Without speculative generation, the IORails engine runs the input rails first and only starts the main LLM call once the input is determined to be safe:

  1. Run input rails on the user message. If the input is unsafe, return the refusal message and stop.

  2. If the input is safe, generate a response from the main LLM.

  3. Run output rails on the LLM response. If the output is unsafe, return the refusal message and stop.

  4. Return the response.

With speculative generation enabled, the input rails and the main LLM call start at the same time and race to completion:

  1. Start the input rails and the main LLM call in parallel.

  2. Wait for whichever finishes first, then resolve the race:

    • If the input rails finish first and the input is unsafe, cancel the LLM call and return the refusal message.

    • If the input rails finish first and the input is safe, wait for the LLM call to finish.

    • If the LLM call finishes first, wait for the input-rail verdict; discard the response and return the refusal message if the input is unsafe.

  3. Run output rails on the LLM response.

  4. Return the response, or the refusal message if output rails blocked it.

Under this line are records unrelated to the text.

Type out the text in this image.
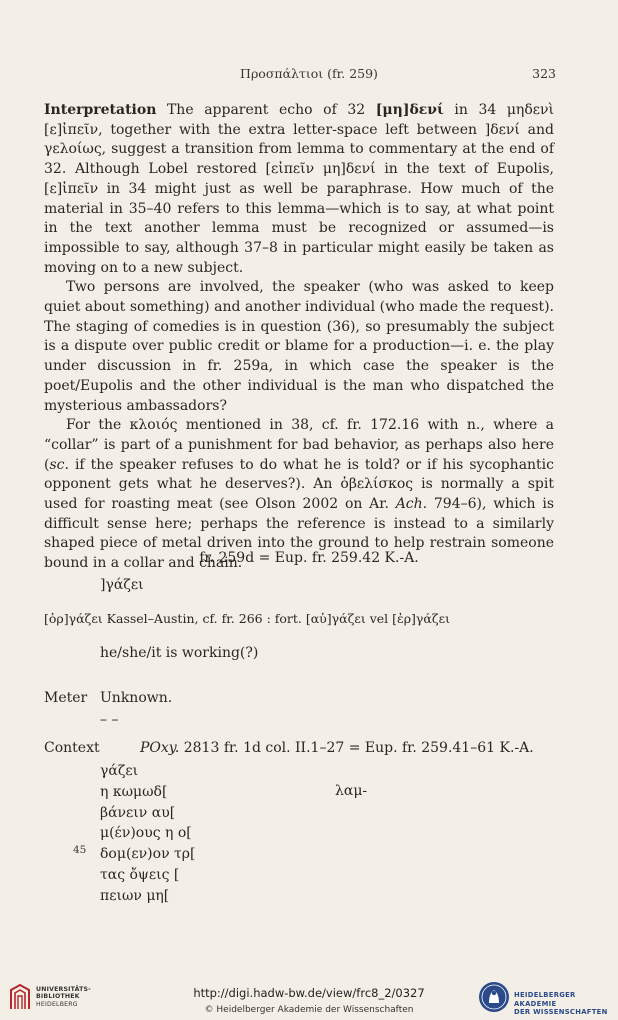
Προσπάλτιοι (fr. 259)	323

Interpretation The apparent echo of 32 [μη]δενί in 34 μηδενὶ [ε]ἰπεῖν, together with the extra letter-space left between ]δενί and γελοίως, suggest a transition from lemma to commentary at the end of 32. Although Lobel restored [εἰπεῖν μη]δενί in the text of Eupolis, [ε]ἰπεῖν in 34 might just as well be paraphrase. How much of the material in 35–40 refers to this lemma—which is to say, at what point in the text another lemma must be recognized or assumed—is impossible to say, although 37–8 in particular might easily be taken as moving on to a new subject.

Two persons are involved, the speaker (who was asked to keep quiet about something) and another individual (who made the request). The staging of comedies is in question (36), so presumably the subject is a dispute over public credit or blame for a production—i. e. the play under discussion in fr. 259a, in which case the speaker is the poet/Eupolis and the other individual is the man who dispatched the mysterious ambassadors?

For the κλοιός mentioned in 38, cf. fr. 172.16 with n., where a “collar” is part of a punishment for bad behavior, as perhaps also here (sc. if the speaker refuses to do what he is told? or if his sycophantic opponent gets what he deserves?). An ὀβελίσκος is normally a spit used for roasting meat (see Olson 2002 on Ar. Ach. 794–6), which is difficult sense here; perhaps the reference is instead to a similarly shaped piece of metal driven into the ground to help restrain someone bound in a collar and chain.

fr. 259d = Eup. fr. 259.42 K.-A.
]γάζει
[ὀρ]γάζει Kassel–Austin, cf. fr. 266 : fort. [αὐ]γάζει vel [ἐρ]γάζει
he/she/it is working(?)
Meter Unknown.
– –
Context	POxy. 2813 fr. 1d col. II.1–27 = Eup. fr. 259.41–61 K.-A.
γάζει
η κωμωδ[
βάνειν αυ[
μ(έν)ους η ο[
δομ(εν)ον τρ[
τας ὄψεις [
πειων μη[
λαμ-
45
UNIVERSITÄTS-
BIBLIOTHEK
HEIDELBERG
http://digi.hadw-bw.de/view/frc8_2/0327
© Heidelberger Akademie der Wissenschaften
HEIDELBERGER AKADEMIE
DER WISSENSCHAFTEN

The engine handles three outcomes:

Outcome

Behavior

Input rails finish first, input is unsafe

The main LLM call is cancelled. The user receives the refusal message.

Input rails finish first, input is safe

The engine waits for the main LLM call to finish, then runs output rails.

Main LLM finishes first

The engine waits for the input-rail verdict. If unsafe, the generated response is discarded and the user receives the refusal message.

Output rails always run after the main LLM completes. Speculative generation does not change the output-rail path.

Configuration Example#

To enable speculative generation, set speculative_generation: True under rails.input in the config.yml file. Speculative generation requires the IORails engine; see IORails Engine for how to enable it.

models:
  - type: main
    engine: nim
    model: meta/llama-3.1-70b-instruct
  - type: content_safety
    engine: nim
    model: nvidia/llama-3.1-nemoguard-8b-content-safety

rails:
  input:
    speculative_generation: True
    flows:
      - content safety check input $model=content_safety
  output:
    flows:
      - content safety check output $model=content_safety

speculative_generation and parallel can be combined. Input rails will run in parallel with each other and concurrently with the main LLM call.